Free radicals are a disruptive force in our bodies. Left unmitigated by antioxidants, they cause all manner of oxidative stress and cell damage—including to important hormone-producing glands. For athletes and bodybuilders in particular, this is a real problem.
In something of a paradox, the exercise and strength training that’s meant to keep our bodies healthy actually creates an excess of free radicals. Managing them post-workout is an important step not only in exercise recovery, but for long-term health. Endurance athletes and bodybuilders rely heavily on growth hormones to develop and strengthen their muscles, and the free radicals produced during bouts of training can have lasting, negative impacts on development.

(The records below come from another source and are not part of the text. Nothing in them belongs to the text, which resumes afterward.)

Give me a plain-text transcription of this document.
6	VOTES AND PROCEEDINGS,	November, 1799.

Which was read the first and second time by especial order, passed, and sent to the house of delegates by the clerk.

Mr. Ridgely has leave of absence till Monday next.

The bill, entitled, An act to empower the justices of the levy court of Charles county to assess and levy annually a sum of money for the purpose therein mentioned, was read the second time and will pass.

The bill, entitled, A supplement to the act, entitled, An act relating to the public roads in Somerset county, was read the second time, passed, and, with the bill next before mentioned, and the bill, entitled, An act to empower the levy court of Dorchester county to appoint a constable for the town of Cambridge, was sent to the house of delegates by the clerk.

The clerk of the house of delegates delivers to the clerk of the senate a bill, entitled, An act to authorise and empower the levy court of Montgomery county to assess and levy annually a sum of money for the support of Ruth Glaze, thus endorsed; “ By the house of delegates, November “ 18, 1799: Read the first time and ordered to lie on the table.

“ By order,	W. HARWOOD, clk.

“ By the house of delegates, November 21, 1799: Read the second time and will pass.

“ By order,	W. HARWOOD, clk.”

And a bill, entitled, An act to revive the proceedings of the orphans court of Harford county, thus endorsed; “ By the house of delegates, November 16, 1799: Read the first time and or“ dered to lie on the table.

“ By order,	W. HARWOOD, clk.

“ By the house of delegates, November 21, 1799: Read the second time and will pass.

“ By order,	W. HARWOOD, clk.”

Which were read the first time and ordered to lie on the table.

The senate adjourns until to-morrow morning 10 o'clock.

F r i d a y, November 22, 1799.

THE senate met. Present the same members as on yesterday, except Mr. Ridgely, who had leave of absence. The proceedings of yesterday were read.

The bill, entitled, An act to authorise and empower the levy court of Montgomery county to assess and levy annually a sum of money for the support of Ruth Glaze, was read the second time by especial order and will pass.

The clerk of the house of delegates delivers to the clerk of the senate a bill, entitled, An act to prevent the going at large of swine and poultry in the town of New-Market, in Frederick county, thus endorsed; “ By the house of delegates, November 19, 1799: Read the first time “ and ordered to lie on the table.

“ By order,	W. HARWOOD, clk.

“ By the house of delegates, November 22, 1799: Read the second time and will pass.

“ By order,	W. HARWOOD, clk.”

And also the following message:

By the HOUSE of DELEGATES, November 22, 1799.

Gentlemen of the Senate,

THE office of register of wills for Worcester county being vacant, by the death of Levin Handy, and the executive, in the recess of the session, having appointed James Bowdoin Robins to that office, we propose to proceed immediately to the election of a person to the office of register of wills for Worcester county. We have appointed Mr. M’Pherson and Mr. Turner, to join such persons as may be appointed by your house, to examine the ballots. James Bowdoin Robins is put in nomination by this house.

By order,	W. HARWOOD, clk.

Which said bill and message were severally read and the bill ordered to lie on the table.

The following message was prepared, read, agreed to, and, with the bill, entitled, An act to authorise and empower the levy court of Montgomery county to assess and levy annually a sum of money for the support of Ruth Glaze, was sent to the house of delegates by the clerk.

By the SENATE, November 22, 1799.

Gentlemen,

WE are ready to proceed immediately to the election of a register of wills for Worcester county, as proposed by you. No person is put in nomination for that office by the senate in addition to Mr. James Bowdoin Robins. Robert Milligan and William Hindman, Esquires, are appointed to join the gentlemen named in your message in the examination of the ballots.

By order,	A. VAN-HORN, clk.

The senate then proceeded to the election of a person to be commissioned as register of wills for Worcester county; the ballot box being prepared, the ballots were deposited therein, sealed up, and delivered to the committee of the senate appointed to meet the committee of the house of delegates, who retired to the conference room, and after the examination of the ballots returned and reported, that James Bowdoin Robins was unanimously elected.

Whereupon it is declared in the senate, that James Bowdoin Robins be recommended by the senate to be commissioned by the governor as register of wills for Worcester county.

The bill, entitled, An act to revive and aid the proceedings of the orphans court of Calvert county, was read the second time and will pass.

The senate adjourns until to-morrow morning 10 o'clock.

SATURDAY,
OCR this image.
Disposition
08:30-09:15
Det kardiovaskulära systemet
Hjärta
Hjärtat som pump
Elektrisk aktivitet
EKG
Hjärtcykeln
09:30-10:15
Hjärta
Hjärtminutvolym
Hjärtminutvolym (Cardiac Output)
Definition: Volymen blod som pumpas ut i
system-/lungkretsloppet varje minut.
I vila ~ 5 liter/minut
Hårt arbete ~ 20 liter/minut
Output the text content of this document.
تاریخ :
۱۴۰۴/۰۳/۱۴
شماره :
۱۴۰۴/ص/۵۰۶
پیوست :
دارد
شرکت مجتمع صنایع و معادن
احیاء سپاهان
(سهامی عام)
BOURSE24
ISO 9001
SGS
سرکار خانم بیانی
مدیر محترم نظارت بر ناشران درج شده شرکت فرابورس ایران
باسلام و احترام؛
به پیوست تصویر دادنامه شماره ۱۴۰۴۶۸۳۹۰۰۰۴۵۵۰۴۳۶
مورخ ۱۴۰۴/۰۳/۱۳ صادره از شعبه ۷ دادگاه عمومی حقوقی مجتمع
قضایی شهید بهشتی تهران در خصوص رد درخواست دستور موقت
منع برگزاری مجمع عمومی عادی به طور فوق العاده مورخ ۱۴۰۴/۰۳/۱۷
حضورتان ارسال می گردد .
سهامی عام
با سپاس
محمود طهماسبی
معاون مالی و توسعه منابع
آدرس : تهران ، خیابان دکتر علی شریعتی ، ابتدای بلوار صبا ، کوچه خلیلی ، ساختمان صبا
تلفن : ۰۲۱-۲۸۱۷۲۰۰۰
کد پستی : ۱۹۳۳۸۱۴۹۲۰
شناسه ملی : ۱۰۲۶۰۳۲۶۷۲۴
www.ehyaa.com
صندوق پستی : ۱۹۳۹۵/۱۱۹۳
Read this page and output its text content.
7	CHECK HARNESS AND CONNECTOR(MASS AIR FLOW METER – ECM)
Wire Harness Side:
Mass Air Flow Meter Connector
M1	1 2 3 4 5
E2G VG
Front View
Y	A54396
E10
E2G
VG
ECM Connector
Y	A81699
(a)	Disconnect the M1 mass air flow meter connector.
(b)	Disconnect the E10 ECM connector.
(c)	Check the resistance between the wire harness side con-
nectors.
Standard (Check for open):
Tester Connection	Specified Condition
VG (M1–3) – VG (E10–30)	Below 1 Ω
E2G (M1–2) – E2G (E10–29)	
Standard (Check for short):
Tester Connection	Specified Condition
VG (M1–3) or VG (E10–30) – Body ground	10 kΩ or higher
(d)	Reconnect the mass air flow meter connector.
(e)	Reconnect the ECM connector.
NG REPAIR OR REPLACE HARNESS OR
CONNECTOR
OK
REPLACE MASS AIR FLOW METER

Here's what happens during workouts, and why managing free radicals post-workout needs to be a focus of any serious bodybuilder or endurance athlete.
Exercise produces an excess of free radicals
The most abundant types of free radicals in our bodies are Reactive Oxygen Species (ROS). As their name implies, these stressors are radicalized oxygen molecules. They become more prevalent in our bodies after bouts of exercise due to the combination of heavy breathing and exertion. As we push our bodies harder and harder, we take in more oxygen and subject ourselves to physiological stressors. The result is a higher concentration of ROS.
How ROS affects our hormones
Even after a cooldown, athletes and bodybuilders still have an excess of ROS. While the body attempts to repair itself, ROS go to work causing cellular damage: oxidative stress. Part of this oxidative stress involves agitation of pro-inflammatory cytokines, which inhibit key hormone-producing glands.
Specifically, ROS and the resulting creation of pro-inflammatory cytokines disrupt the pituitary gland, impeding its ability to produce Human Growth Hormone (HGH). It also affects Insulin-Like Growth Factor (IGF-1) pathways. For athletes and bodybuilders in particular, this can have regressive effects.
HGH and IGF-1 disruptions inhibit muscle growth
HGH and IGF-1 both contribute to muscle growth. They’re both essential hormones that the body naturally produces, but are too often impeded by free radicals.
- HGH is essential for repairing muscle, boosting metabolism and burning fat.
- IGF-1 stimulates hypertrophy to grow bone, muscle and other tissues in the body.
Without the body’s ability to produce adequate levels of HGH and IGF-1, athletes will struggle to build and sustain muscle mass. This can cause a number of problems—specifically, longer recovery times, diminishing returns on workouts and problems bulking.
Post-workout, athletes and bodybuilders rely on HGH and IGF-1 to aid in muscle repair and strengthening. Unfortunately, due to an elevated presence of free radicals—namely ROS—these hormones aren’t prevalent at the levels they need to be.
Using Vitamin E to alleviate free radical stress
Supplementation is an integral part of any endurance athlete or bodybuilder’s post-workout regimen. In many cases, it’s as simple as replacing lost electrolytes and supporting muscle rebuilding with creatine. In other cases, it involves a full stack of supplements aimed at taking the benefits of the workout further. Regardless of what a stack looks like, it needs to include Vitamin E.
Vitamin E—specifically a blend of mixed tocopherols and tocotrienols—is one of the most powerful antioxidants. Vitamin E specifically targets free radicals post-workout and, through electron donation, stabilizes them to prevent oxidative stress. Vitamin E limits ROS, which enables HGH and IGF-1 production, which in turn enables healthy muscle growth.
Even more important, Vitamin E is a lipid-soluble vitamin. The body stores it in fat until it’s necessary, which means it’s not excreted through urine like water-soluble vitamins. As a result, athletes and bodybuilders can actually take Vitamin E before a workout and not risk reduced levels through frequent urination.
The importance of natural supplementation
Hardcore athletes and bodybuilders already know the importance of natural supplementation. Vitamin E supplements are no different. In looking at Vitamin E supplements, be sure to distinguish between the following:
- dl-alpha tocopherol is the synthetic form of Vitamin E
- d-alpha tocopherol is the natural form of Vitamin E
It’s also important to look at where natural sources are derived from. Cheaper Vitamin E supplements will derive tocopherols from vegetable oils, while high-end supplements will derive them from whole foods, like soybeans. Natural supplements will offer optimal bioavailability, which is crucial in ensuring both adequate supplementation and maximum effectiveness in fighting against excessive free radicals.
Hormone production is key in athletics
For all the work endurance athletes and bodybuilders put in at the gym and while training, it’s equally important to aid the body in recovery. And while sleep and diet are critical, supplementation is also vital. The addition of a natural Vitamin E supplement to a workout stack can protect against elevated levels of free radicals and ensure proper hormone production, for the betterment of bones, muscles and tissues. Without appropriate levels of HGH and IGF-1, all that hard work could be for naught.